C’est un parking ordinaire, de ceux qui bordent les complexes sportifs américains, qui est devenu le théâtre de l’irréparable. Vendredi 27 mars, vers 16h30, la petite ville d’Haltom City, lovée dans la banlieue de Dallas (Texas), a basculé dans l’horreur. Un énième fait divers lié aux armes à feu ? Oui, mais celui-ci possède les contours d’une tragédie grecque moderne, mâtinée d’un désespoir amoureux absolu et destructeur.

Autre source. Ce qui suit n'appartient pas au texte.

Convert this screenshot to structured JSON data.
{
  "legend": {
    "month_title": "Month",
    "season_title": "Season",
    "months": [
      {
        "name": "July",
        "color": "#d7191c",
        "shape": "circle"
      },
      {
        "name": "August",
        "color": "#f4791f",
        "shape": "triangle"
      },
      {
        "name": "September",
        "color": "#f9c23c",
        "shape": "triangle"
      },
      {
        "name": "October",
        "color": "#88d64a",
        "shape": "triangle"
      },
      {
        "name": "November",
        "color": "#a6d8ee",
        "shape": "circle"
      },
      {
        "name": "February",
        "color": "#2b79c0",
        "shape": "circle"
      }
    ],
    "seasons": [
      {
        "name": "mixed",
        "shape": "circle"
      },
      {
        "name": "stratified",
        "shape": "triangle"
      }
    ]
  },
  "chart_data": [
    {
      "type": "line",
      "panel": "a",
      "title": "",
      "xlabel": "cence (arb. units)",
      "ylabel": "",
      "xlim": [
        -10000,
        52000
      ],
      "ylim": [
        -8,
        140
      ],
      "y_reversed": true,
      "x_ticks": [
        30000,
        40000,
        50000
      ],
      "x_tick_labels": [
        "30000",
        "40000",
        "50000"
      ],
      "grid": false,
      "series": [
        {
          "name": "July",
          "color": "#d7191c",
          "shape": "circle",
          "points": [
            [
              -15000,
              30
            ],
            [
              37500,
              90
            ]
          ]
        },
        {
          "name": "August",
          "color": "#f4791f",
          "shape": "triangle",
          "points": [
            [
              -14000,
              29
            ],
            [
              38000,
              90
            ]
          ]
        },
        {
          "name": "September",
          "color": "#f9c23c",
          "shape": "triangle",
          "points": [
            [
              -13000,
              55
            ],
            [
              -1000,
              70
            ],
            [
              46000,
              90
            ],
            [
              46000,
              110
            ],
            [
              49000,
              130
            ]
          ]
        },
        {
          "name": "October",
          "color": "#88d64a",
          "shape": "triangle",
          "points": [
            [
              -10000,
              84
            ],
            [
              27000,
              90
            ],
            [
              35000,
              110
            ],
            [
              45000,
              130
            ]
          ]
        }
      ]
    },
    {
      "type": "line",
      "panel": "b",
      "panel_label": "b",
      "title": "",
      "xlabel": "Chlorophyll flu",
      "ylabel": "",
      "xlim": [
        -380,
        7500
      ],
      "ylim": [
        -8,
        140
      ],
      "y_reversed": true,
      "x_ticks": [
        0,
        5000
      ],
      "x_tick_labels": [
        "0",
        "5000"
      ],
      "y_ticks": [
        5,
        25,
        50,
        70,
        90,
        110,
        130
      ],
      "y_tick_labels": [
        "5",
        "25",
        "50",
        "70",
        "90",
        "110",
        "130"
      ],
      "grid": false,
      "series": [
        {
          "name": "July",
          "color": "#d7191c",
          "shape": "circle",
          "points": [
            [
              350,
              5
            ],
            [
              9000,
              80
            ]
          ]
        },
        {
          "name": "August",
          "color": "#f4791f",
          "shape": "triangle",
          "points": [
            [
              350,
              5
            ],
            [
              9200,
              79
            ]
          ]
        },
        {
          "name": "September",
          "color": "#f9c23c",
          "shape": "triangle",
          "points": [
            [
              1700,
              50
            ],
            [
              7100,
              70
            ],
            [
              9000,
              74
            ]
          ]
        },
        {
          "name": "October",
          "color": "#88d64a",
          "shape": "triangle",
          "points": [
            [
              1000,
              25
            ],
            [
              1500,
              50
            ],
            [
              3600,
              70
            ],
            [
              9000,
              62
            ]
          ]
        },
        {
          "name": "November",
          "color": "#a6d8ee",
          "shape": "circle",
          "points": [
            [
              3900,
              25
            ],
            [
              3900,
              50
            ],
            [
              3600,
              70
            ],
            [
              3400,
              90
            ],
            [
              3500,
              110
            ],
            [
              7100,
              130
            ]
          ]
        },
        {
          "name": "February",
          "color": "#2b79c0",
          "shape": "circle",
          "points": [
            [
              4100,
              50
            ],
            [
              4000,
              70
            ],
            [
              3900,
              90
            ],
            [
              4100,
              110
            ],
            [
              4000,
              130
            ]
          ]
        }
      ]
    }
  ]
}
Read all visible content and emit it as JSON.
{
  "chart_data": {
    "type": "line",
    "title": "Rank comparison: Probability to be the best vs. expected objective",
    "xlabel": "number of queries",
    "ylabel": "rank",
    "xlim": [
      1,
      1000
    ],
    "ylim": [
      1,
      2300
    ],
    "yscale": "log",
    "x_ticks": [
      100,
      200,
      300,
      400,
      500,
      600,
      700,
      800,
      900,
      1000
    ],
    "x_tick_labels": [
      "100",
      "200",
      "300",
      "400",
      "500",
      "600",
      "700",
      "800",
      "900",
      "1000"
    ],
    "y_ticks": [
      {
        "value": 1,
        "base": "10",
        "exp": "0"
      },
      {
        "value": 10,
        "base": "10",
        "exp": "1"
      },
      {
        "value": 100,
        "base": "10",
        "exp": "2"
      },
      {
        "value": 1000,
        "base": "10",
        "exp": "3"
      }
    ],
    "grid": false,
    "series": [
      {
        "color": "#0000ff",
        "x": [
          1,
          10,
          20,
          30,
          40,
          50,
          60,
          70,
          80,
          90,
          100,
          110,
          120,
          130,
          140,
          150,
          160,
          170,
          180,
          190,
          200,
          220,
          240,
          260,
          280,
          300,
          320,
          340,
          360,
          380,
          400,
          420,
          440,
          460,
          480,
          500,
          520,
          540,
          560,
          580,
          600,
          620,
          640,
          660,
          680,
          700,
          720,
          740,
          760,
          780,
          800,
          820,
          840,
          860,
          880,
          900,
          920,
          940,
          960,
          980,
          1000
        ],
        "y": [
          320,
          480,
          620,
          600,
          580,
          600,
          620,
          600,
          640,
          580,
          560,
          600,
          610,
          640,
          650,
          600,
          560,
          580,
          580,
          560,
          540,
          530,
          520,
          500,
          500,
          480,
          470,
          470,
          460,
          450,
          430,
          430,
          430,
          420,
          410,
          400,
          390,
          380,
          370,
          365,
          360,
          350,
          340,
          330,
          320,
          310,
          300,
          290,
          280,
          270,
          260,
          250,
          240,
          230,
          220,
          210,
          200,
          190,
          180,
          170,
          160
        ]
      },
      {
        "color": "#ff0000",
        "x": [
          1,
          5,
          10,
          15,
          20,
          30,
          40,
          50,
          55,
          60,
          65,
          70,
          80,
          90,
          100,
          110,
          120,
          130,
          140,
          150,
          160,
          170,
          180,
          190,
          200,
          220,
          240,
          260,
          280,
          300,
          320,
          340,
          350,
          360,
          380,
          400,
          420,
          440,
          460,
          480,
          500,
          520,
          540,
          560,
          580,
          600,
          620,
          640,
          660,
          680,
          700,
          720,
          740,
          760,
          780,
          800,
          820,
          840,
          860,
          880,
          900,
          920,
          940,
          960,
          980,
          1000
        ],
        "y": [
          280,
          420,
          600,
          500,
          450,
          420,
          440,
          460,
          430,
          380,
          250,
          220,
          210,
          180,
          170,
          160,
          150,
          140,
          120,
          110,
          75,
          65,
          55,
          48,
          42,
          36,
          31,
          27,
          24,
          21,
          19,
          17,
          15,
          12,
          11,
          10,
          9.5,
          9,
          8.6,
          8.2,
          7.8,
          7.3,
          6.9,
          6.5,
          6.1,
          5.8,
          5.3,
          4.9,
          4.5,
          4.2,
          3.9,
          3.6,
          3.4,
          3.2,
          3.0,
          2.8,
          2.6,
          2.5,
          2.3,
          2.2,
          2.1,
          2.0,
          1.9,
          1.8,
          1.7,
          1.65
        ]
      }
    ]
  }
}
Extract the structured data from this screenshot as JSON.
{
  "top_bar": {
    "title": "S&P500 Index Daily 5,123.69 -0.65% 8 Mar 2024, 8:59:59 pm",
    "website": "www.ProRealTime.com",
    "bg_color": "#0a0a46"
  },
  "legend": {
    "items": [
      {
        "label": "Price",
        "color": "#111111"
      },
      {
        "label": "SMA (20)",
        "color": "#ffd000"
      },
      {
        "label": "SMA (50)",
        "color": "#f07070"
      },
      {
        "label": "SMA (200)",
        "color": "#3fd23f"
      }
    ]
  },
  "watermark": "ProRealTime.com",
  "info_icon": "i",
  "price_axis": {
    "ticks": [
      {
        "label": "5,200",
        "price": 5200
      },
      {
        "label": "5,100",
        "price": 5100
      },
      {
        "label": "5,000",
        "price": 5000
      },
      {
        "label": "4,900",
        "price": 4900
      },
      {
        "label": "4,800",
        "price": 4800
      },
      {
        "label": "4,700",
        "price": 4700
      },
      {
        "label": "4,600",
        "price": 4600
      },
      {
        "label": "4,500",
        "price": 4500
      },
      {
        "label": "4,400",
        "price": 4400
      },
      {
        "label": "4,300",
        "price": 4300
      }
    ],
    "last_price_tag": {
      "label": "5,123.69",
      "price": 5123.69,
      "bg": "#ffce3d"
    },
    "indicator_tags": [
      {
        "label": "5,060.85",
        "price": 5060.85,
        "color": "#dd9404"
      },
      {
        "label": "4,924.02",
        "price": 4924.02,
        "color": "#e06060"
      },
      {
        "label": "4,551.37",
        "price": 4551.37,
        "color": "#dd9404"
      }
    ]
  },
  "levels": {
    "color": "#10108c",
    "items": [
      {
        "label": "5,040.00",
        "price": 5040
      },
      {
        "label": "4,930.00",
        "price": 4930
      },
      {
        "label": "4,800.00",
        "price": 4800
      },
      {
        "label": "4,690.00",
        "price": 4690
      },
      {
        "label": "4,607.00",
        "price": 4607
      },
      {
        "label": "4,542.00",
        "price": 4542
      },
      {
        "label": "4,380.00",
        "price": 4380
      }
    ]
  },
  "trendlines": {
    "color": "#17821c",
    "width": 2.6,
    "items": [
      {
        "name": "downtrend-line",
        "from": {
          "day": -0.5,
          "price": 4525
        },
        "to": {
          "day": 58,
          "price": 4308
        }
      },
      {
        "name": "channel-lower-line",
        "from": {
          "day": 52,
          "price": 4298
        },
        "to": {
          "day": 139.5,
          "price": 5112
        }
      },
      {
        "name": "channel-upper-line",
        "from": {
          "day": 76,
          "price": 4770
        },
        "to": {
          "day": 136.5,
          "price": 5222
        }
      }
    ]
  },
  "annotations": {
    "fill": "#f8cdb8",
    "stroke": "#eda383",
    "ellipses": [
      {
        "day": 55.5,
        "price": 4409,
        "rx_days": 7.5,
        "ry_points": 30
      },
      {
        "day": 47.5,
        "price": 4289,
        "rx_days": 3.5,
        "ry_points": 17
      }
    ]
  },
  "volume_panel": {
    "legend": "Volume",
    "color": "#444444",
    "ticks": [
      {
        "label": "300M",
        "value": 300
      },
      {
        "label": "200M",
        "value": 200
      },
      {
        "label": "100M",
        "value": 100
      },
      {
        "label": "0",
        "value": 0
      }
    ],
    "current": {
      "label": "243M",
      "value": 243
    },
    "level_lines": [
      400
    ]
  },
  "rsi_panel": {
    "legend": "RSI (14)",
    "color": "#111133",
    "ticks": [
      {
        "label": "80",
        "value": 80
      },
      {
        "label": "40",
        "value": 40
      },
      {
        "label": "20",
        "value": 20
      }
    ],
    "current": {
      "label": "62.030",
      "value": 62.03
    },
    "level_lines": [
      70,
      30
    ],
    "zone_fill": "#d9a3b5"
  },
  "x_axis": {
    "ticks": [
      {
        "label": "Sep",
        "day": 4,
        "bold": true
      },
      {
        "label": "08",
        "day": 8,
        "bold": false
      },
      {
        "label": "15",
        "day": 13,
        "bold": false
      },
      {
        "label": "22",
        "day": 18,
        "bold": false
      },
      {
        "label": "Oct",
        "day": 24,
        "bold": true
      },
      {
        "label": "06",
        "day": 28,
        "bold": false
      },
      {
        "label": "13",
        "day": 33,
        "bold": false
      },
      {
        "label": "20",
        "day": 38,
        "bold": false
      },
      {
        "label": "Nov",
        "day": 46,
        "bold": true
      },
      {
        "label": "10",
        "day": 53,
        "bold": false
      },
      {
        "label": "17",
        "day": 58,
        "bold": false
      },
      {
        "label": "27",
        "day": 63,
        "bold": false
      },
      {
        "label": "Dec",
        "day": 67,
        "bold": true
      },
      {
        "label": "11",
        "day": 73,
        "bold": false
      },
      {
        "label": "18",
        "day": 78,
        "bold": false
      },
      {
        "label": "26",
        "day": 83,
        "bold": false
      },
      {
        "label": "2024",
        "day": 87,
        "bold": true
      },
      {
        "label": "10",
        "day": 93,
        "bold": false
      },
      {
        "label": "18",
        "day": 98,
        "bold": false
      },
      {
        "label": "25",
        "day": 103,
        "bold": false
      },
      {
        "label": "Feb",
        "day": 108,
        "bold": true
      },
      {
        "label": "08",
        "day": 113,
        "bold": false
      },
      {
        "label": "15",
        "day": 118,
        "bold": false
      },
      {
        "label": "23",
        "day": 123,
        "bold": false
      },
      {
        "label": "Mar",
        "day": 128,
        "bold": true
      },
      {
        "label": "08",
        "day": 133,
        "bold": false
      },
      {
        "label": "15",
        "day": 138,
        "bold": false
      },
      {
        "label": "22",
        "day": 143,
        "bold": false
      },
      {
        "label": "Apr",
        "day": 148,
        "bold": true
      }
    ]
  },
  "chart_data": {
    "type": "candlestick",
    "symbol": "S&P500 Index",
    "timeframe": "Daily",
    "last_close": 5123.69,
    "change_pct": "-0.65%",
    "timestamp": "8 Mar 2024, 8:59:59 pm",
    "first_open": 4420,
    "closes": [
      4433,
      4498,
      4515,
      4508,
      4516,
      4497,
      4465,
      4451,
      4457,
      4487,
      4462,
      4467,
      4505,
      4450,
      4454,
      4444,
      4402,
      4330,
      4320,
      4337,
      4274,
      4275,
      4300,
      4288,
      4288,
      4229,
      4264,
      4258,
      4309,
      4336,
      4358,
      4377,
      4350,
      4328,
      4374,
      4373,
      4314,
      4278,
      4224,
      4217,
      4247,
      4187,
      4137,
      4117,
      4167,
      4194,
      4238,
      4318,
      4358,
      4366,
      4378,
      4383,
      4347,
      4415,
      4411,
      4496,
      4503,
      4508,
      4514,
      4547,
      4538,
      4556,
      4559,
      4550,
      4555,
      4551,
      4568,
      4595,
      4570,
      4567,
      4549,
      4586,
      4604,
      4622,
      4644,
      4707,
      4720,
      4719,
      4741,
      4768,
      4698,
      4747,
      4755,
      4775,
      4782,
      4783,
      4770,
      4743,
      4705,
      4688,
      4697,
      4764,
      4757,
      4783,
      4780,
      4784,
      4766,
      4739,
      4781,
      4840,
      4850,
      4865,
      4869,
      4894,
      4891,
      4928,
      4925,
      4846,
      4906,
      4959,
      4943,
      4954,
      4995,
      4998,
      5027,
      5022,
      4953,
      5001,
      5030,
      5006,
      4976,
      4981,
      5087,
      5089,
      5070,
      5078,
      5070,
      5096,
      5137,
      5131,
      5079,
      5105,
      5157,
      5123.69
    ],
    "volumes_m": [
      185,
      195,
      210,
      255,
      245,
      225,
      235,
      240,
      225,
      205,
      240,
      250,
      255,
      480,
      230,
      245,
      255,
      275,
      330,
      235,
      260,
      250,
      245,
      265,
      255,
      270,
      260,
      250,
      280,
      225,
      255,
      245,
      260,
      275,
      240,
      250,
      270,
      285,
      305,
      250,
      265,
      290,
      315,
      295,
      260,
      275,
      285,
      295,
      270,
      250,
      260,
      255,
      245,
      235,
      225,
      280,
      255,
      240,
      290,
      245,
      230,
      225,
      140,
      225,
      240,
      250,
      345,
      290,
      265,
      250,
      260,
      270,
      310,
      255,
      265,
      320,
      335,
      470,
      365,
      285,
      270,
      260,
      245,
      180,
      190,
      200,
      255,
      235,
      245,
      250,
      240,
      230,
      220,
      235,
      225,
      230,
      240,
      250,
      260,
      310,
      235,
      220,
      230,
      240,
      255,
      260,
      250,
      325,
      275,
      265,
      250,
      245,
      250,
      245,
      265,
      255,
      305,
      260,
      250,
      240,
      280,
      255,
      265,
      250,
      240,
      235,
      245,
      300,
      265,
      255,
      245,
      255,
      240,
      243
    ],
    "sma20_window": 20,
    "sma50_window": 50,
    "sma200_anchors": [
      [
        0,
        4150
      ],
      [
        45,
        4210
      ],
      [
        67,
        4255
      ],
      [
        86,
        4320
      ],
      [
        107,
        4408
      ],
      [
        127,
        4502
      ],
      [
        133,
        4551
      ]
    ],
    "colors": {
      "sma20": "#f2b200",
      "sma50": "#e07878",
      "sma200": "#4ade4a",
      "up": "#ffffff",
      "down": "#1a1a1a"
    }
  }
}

Les faits, d’une violence inouïe, tiennent en quelques lignes glaciales. John Mbuyi, un homme d’origine congolaise, avait rendez-vous avec la mère de sa fille, Raïssa. L’objet de la rencontre ? Éternel point de friction des séparations qui déraillent : la garde de leur enfant, la petite Nathy.
Le huis clos s’achève dans le sang
Ce qui devait être une discussion – certes tendue – pour l’avenir d’un bout de chou a viré au carnage. Selon les premiers éléments de l’enquête distillés par la police locale, le ton est rapidement monté. Dans ce huis clos à ciel ouvert, la fureur a pris le pas sur la raison. John Mbuyi a sorti une arme, abattant froidement la mère et l’enfant, avant de retourner le canon contre lui pour se donner la mort. Trois corps sans vie sur le bitume. Le bilan est définitif, sans appel. Les secours, dépêchés sur place en quelques minutes, n’ont pu que constater les décès.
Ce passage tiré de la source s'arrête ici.